Tuesday, June 21, 2011

'Influences' Part 1: The Music of My Childhood

Unlike most softly-spoken South Indian girls, I find the sound of distortion guitar comforting. My childhood was painted on a canvas of overdrive as my parents captured the imagination of young people with an unprecedented amalgamation of their Christian faith and the popular music of the eighties: rock. I remember falling asleep to the sound of my Dad's guitar weaving melody frantically through the pounding of the bass drum. It was my lullaby.

Our tape recorder, pushed as far back as possible in the bottom shelf of the TV cabinet (Dad's cunning scheme to get subwoofer-quality bass notes without a subwoofer) was always playing something or the other. We listened to everything from Louis Armstrong and Kenny G (who planted the seeds of those deliciously whimsical blues chords in my brain) to Bob Marley and Phil Keaggy (whose songs were light yet weighty with history, justice, truth). There was my "The Little Mermaid" soundtrack (pure lyrical profundity like "Les poissons, les poissons, hee hee hee, haw haw haw" never failed to fill me with glee) and then the variegated rock music selection, Petra and Stryper and Whitecross, for our daily diet of soaring guitars.

It's surprising, all things considered, that I turned out an indie-folk sweetly acoustic artist. Maybe it's because my Dad wouldn't let my grubby seven-year-old fingers on his gleaming Gibson Epiphone. Not like I would have dropped it or anything, really now!

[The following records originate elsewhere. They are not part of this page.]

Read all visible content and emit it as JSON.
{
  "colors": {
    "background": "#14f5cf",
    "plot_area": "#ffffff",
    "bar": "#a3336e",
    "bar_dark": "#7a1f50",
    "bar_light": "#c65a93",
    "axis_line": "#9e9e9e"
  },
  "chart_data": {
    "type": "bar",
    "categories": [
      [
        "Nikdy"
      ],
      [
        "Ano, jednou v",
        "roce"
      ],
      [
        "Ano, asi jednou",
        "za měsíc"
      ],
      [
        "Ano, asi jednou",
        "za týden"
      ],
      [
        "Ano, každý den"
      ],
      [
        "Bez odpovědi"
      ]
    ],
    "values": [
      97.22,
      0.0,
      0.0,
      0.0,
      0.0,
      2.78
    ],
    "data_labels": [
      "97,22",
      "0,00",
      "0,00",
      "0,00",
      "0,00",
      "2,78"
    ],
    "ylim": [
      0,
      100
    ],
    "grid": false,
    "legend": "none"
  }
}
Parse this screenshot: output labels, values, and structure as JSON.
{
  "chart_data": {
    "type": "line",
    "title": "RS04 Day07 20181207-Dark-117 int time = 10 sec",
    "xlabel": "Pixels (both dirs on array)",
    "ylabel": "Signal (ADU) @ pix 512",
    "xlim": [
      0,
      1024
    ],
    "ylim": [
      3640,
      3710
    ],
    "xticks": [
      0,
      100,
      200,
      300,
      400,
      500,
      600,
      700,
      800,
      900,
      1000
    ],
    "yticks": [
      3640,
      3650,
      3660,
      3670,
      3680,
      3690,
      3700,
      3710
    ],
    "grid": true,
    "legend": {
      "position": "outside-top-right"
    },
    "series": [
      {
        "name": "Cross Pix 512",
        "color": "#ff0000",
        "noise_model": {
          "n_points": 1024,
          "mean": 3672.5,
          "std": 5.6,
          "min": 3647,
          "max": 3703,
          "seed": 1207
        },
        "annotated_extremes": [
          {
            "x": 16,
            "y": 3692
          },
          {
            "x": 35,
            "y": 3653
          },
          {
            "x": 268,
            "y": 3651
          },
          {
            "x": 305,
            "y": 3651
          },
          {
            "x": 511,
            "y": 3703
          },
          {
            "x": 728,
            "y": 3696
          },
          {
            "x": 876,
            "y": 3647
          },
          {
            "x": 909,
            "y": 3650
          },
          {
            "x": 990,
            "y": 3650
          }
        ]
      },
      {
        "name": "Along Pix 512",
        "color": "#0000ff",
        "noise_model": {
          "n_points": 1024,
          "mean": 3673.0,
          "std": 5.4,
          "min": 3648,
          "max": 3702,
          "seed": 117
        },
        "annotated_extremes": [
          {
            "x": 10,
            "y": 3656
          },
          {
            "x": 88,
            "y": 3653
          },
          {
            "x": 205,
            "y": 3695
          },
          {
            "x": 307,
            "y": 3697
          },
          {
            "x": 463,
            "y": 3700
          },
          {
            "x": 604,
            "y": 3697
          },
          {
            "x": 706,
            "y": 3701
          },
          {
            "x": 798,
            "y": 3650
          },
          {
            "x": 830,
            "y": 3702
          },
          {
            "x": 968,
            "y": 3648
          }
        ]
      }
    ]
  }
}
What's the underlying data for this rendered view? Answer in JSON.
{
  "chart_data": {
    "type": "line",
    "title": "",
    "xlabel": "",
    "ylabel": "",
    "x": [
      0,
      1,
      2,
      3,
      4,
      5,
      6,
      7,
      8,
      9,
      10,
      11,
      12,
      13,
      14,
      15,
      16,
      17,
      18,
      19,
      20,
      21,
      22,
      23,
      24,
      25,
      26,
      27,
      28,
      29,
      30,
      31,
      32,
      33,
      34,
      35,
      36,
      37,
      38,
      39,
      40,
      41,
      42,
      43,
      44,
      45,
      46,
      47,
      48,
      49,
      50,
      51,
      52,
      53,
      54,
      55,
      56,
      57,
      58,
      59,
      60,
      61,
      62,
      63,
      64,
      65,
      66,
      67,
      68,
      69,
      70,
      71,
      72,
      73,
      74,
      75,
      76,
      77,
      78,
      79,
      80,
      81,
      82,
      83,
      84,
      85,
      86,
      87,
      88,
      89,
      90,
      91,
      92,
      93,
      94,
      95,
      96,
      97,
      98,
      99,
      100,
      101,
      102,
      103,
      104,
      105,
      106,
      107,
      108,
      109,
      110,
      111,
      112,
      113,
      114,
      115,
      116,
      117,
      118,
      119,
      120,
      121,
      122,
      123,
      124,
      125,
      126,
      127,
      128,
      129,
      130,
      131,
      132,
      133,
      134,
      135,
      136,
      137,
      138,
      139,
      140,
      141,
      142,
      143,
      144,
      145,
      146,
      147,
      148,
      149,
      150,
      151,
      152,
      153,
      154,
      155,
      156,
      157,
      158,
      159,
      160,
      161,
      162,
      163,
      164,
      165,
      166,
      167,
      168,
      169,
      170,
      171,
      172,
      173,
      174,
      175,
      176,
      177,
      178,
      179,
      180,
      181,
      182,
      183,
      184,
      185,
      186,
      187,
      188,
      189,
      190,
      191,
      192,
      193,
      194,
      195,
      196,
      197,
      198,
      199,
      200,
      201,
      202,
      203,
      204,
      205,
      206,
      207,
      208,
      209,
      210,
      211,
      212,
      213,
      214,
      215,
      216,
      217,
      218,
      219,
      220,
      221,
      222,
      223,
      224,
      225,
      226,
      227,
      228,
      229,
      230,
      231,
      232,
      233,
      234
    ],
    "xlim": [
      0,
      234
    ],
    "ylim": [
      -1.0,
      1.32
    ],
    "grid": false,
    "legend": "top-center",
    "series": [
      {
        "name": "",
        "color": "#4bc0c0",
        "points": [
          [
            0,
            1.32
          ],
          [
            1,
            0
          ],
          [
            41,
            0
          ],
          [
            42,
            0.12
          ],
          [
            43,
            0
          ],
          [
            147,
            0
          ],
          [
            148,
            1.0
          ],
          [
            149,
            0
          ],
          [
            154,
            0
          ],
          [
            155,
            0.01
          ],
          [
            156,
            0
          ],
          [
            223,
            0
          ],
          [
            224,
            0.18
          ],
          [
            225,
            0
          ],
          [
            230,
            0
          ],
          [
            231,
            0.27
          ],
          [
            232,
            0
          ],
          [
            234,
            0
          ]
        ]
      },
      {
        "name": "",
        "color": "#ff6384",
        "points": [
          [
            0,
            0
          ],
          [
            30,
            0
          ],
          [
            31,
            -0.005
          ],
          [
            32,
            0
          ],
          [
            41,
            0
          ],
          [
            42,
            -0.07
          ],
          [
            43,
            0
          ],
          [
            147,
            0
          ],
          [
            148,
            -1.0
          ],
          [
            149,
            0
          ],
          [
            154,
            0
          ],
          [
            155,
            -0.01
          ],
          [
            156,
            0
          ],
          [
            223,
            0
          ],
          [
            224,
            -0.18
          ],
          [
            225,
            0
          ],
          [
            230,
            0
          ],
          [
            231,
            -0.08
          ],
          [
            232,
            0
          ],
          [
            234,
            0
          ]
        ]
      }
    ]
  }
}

Can we all cast our minds back to that one time I managed to get eggs from the corner shop to our house completely unscathed? Well then.


Whitecross Performing

I've never actually watched a video of these guys; it's a bit of a shock to see what the musicians leaping around in my little-girl head actually looked like! It must have been a job untangling their hair post-concert.


The Little Mermaid -- Les Poissons

This video still makes me so happy. Heeheeheehawhawhaw!